A new study commissioned by the hard-discounter Lidl US demonstrates its market entry was offsetting larger impacts of food-price inflation on Long Island, N.Y., with competitors surrounding Lidl’s first four stores there cutting prices by up to 15%--a rate considerably more aggressive than what typically greets a Walmart entry.
Katrijn Gielens, professor of marketing at UNC Kenan-Flagler, led the study, which followed a similar look at the so-called “Lidl Effect” in 2018. In that study, Gielens found that retailers near Lidl stores had lower prices on key staple items like milk, as compared to markets where Lidl is not present.
Her latest study captures prices on 47 items both before and after Lidl entered the Long Island market, through its acquisition and subsequent conversion of four conventional Best Market stores in the Long Island towns of Center Moriches, West Babylon, Huntington and Patchouge. This analysis, she said, indicated those surrounding units raised prices slightly upon the closure of Best, then cut them significantly as those sites reopened under the Lidl banner.
“The main conclusion here is that it’s not just the fact that you have an additional store where you can shop at nice prices, but that the presence of that store will also keep the prices at all the other retailers in check,” Gielens said in a conference call discussing the study’s results. “So overall, it actually creates a sort of consumer value surplus. … From a welfare point of view, if you want to call it that, this type of competition is really beneficial in the sense that it really translates into dollar savings and price savings, despite the fact that we are currently living in a more of an inflationary type of period.”

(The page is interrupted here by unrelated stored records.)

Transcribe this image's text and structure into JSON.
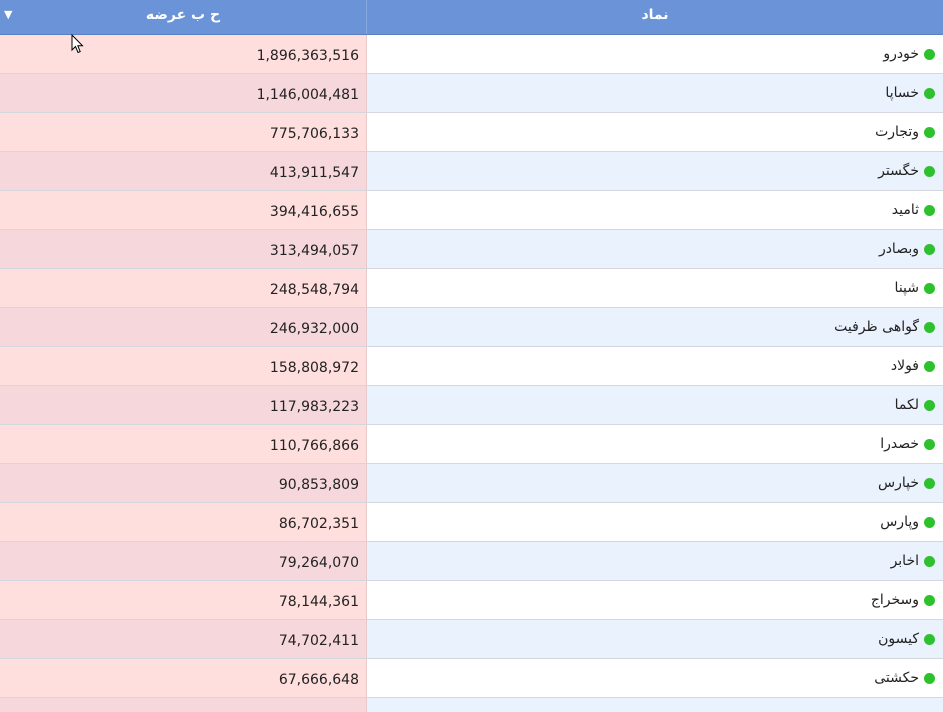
{
  "header": {
    "volume_label": "ح ب عرضه",
    "symbol_label": "نماد",
    "sort_icon": "▼"
  },
  "colors": {
    "header_bg": "#6b93d8",
    "volume_bg": "#ffdede",
    "volume_bg_alt": "#f6d8dc",
    "symbol_bg": "#ffffff",
    "symbol_bg_alt": "#eaf2fe",
    "status_dot": "#2dc22d"
  },
  "rows": [
    {
      "symbol": "خودرو",
      "volume": "1,896,363,516"
    },
    {
      "symbol": "خساپا",
      "volume": "1,146,004,481"
    },
    {
      "symbol": "وتجارت",
      "volume": "775,706,133"
    },
    {
      "symbol": "خگستر",
      "volume": "413,911,547"
    },
    {
      "symbol": "ثامید",
      "volume": "394,416,655"
    },
    {
      "symbol": "وبصادر",
      "volume": "313,494,057"
    },
    {
      "symbol": "شپنا",
      "volume": "248,548,794"
    },
    {
      "symbol": "گواهی ظرفیت",
      "volume": "246,932,000"
    },
    {
      "symbol": "فولاد",
      "volume": "158,808,972"
    },
    {
      "symbol": "لکما",
      "volume": "117,983,223"
    },
    {
      "symbol": "خصدرا",
      "volume": "110,766,866"
    },
    {
      "symbol": "خپارس",
      "volume": "90,853,809"
    },
    {
      "symbol": "وپارس",
      "volume": "86,702,351"
    },
    {
      "symbol": "اخابر",
      "volume": "79,264,070"
    },
    {
      "symbol": "وسخراج",
      "volume": "78,144,361"
    },
    {
      "symbol": "کیسون",
      "volume": "74,702,411"
    },
    {
      "symbol": "حکشتی",
      "volume": "67,666,648"
    },
    {
      "symbol": "",
      "volume": ""
    }
  ]
}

Gielens said she conducted the research independently of the Alexandria, Va.-based retailer, but there are benefits to Lidl ahead in the form of at least another 20 Best Market-to-Lidl conversions on Long Island still to come, and in markets affected both by a recession and a reduced amount of “shopping around” that has come with safety concerns amid the coronavirus.

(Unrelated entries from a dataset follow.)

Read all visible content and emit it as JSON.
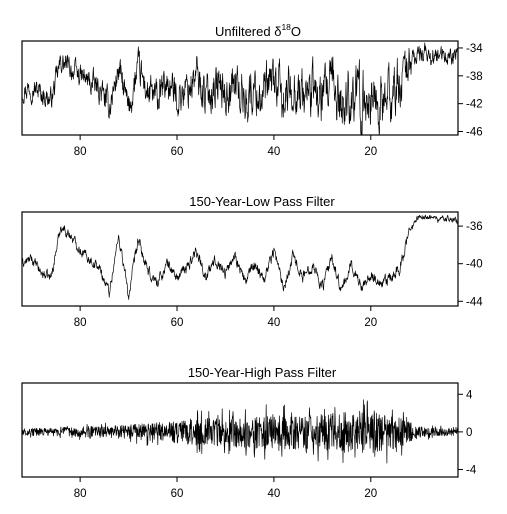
{
  "chart_data": [
    {
      "type": "line",
      "title": "Unfiltered δ18O",
      "title_main": "Unfiltered δ",
      "title_sup": "18",
      "title_tail": "O",
      "xlabel": "",
      "ylabel": "",
      "xlim": [
        92,
        2
      ],
      "ylim": [
        -46.5,
        -33
      ],
      "x_ticks": [
        80,
        60,
        40,
        20
      ],
      "x_tick_labels": [
        "80",
        "60",
        "40",
        "20"
      ],
      "y_ticks": [
        -34,
        -38,
        -42,
        -46
      ],
      "y_tick_labels": [
        "-34",
        "-38",
        "-42",
        "-46"
      ],
      "grid": false,
      "legend": "none",
      "line_color": "#000000",
      "series": [
        {
          "x": [
            92,
            90,
            88,
            86,
            84,
            82,
            80,
            78,
            76,
            74,
            72,
            70,
            68,
            66,
            64,
            62,
            60,
            58,
            56,
            54,
            52,
            50,
            48,
            46,
            44,
            42,
            40,
            38,
            36,
            34,
            32,
            30,
            28,
            26,
            24,
            22,
            20,
            18,
            16,
            14,
            12,
            10,
            8,
            6,
            4,
            2
          ],
          "y": [
            -40,
            -39.5,
            -40.5,
            -41.5,
            -36,
            -37,
            -38,
            -39,
            -40,
            -42.5,
            -37,
            -43,
            -37,
            -40.5,
            -41.5,
            -39,
            -41,
            -40,
            -38,
            -41,
            -39,
            -40.5,
            -39,
            -41.5,
            -40,
            -41,
            -38.5,
            -42,
            -39,
            -41,
            -40,
            -42,
            -39.5,
            -42.5,
            -40,
            -42,
            -40.5,
            -42.5,
            -41,
            -39,
            -36,
            -35,
            -35,
            -35.5,
            -35,
            -35.5
          ],
          "noise": [
            1.5,
            1.5,
            1.5,
            1.5,
            1.5,
            1.5,
            1.5,
            1.8,
            1.8,
            2,
            2,
            2.2,
            2.2,
            2.4,
            2.5,
            2.5,
            2.5,
            2.6,
            2.8,
            2.8,
            3,
            3,
            3,
            3.2,
            3.2,
            3.4,
            3.4,
            3.5,
            3.5,
            3.6,
            3.6,
            3.8,
            3.8,
            4,
            4,
            4,
            4,
            4,
            3.8,
            3.5,
            2.5,
            1.4,
            1.2,
            1.2,
            1.2,
            1.2
          ]
        }
      ]
    },
    {
      "type": "line",
      "title": "150-Year-Low Pass Filter",
      "xlabel": "",
      "ylabel": "",
      "xlim": [
        92,
        2
      ],
      "ylim": [
        -44.5,
        -34.5
      ],
      "x_ticks": [
        80,
        60,
        40,
        20
      ],
      "x_tick_labels": [
        "80",
        "60",
        "40",
        "20"
      ],
      "y_ticks": [
        -36,
        -40,
        -44
      ],
      "y_tick_labels": [
        "-36",
        "-40",
        "-44"
      ],
      "grid": false,
      "legend": "none",
      "line_color": "#000000",
      "series": [
        {
          "x": [
            92,
            90,
            88,
            86,
            84,
            82,
            80,
            78,
            76,
            74,
            72,
            70,
            68,
            66,
            64,
            62,
            60,
            58,
            56,
            54,
            52,
            50,
            48,
            46,
            44,
            42,
            40,
            38,
            36,
            34,
            32,
            30,
            28,
            26,
            24,
            22,
            20,
            18,
            16,
            14,
            12,
            10,
            8,
            6,
            4,
            2
          ],
          "y": [
            -40,
            -39.5,
            -41,
            -41.5,
            -36,
            -37,
            -38.5,
            -39.5,
            -40.5,
            -43,
            -37,
            -43.5,
            -37.5,
            -41,
            -42,
            -40,
            -41.5,
            -40.5,
            -38.5,
            -41.5,
            -39.5,
            -41,
            -39,
            -42,
            -40,
            -41.5,
            -38.5,
            -42.5,
            -39,
            -41.5,
            -40,
            -42.5,
            -39.5,
            -43,
            -40,
            -42.5,
            -41,
            -42.5,
            -41.5,
            -40.5,
            -36.5,
            -35,
            -35,
            -35.3,
            -35.2,
            -35.5
          ],
          "noise": [
            0.5,
            0.5,
            0.5,
            0.5,
            0.5,
            0.5,
            0.5,
            0.5,
            0.5,
            0.6,
            0.6,
            0.6,
            0.6,
            0.6,
            0.6,
            0.6,
            0.6,
            0.6,
            0.6,
            0.6,
            0.6,
            0.6,
            0.6,
            0.6,
            0.6,
            0.6,
            0.6,
            0.6,
            0.6,
            0.6,
            0.6,
            0.6,
            0.6,
            0.6,
            0.6,
            0.6,
            0.6,
            0.6,
            0.6,
            0.6,
            0.5,
            0.3,
            0.3,
            0.3,
            0.3,
            0.3
          ]
        }
      ]
    },
    {
      "type": "line",
      "title": "150-Year-High Pass Filter",
      "xlabel": "",
      "ylabel": "",
      "xlim": [
        92,
        2
      ],
      "ylim": [
        -4.8,
        5.2
      ],
      "x_ticks": [
        80,
        60,
        40,
        20
      ],
      "x_tick_labels": [
        "80",
        "60",
        "40",
        "20"
      ],
      "y_ticks": [
        4,
        0,
        -4
      ],
      "y_tick_labels": [
        "4",
        "0",
        "-4"
      ],
      "grid": false,
      "legend": "none",
      "line_color": "#000000",
      "series": [
        {
          "x": [
            92,
            90,
            88,
            86,
            84,
            82,
            80,
            78,
            76,
            74,
            72,
            70,
            68,
            66,
            64,
            62,
            60,
            58,
            56,
            54,
            52,
            50,
            48,
            46,
            44,
            42,
            40,
            38,
            36,
            34,
            32,
            30,
            28,
            26,
            24,
            22,
            20,
            18,
            16,
            14,
            12,
            10,
            8,
            6,
            4,
            2
          ],
          "y": [
            0,
            0,
            0,
            0,
            0,
            0,
            0,
            0,
            0,
            0,
            0,
            0,
            0,
            0,
            0,
            0,
            0,
            0,
            0,
            0,
            0,
            0,
            0,
            0,
            0,
            0,
            0,
            0,
            0,
            0,
            0,
            0,
            0,
            0,
            0,
            0,
            0,
            0,
            0,
            0,
            0,
            0,
            0,
            0,
            0,
            0
          ],
          "noise": [
            0.6,
            0.6,
            0.7,
            0.7,
            0.8,
            0.8,
            0.9,
            1,
            1,
            1.1,
            1.2,
            1.3,
            1.4,
            1.6,
            1.7,
            1.8,
            2,
            2.1,
            2.3,
            2.4,
            2.5,
            2.6,
            2.7,
            2.8,
            2.9,
            3,
            3,
            3.1,
            3.1,
            3.2,
            3.2,
            3.3,
            3.3,
            3.5,
            3.6,
            3.8,
            3.8,
            3.6,
            3.2,
            2.8,
            1.8,
            1,
            0.8,
            0.7,
            0.7,
            0.6
          ]
        }
      ]
    }
  ]
}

“If consumers were going to three or four different stores before COVID, they’re now going to just one or two,” said Edris Bemanian, CEO of Engage3, the Davis, Calif.-based pricing strategy firm. “So it’s critical to get pricing right.”
Bemanian, who reviewed the study on behalf of WGB, noted that it would appear to reflect macro trends of retailers moving to localize and tailor their prices even to the shelf level, and increased price transparency that has come with online shopping. “Consumers are paying attention,” he said. These more sophisticated pricing strategies are helping U.S. retailers meet the challenge of their efficient rivals while sidestepping the kind of large-scale pricing bloodbaths that accompanied their expansion in places like Europe, Bemanian added.

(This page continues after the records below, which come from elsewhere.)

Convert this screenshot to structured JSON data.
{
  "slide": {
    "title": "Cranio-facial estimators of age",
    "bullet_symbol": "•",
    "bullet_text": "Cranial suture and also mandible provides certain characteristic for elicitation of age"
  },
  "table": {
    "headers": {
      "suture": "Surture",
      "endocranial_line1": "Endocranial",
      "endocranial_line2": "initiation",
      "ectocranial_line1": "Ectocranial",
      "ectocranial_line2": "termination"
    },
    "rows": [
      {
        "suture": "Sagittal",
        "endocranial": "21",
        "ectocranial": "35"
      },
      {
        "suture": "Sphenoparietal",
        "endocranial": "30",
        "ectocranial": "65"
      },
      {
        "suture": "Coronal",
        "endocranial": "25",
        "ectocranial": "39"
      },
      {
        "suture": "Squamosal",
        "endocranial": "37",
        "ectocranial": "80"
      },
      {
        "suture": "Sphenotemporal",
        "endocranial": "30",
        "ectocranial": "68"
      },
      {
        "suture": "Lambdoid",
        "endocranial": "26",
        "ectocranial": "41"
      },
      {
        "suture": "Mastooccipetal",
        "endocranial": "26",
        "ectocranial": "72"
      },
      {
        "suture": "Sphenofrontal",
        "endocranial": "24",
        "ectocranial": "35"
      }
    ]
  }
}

Interestingly, the study noted even Lidl’s hard-discount rival Aldi found room to reduce prices upon the arrival of the German counterpart. Aldi prices increased by 2.1% upon the closure of Best, then slashed them by 14.9% as Lidl arrived. That represented the largest percentage cut of the eight retailers included in the study. Aldi’s prices are currently at parity with Lidl, Gielens noted, along with those at Costco and Walmart. Those retailers represented the next largest adjustments to the new entry, lowering prices by 8.5% and 8.3%, respectively.
Other chains in the study also slashed prices but less aggressively and remain priced at a premium to Lidl for the studied items. Stop & Shop cut prices by 5.3%; BJ’s by 5.2%; Trader Joe’s by 4.2%; Target by 4.1%; and King Kullen by 3.8%.
Prices at Lidl were substantially lower compared to competing retailers on Long Island. Based on data collected before there were supply shortages due to the pandemic, Lidl’s food prices were about 45% lower than specialty retailer Trader Joe’s; 39.6% lower than King Kullen; and 33.8% lower than Stop & Shop.
The price-cutting effect, Gielens noted, was more pronounced than previous academic findings about Walmart’s entry into a new market where price decreases typically varied between 1% and 2.5%.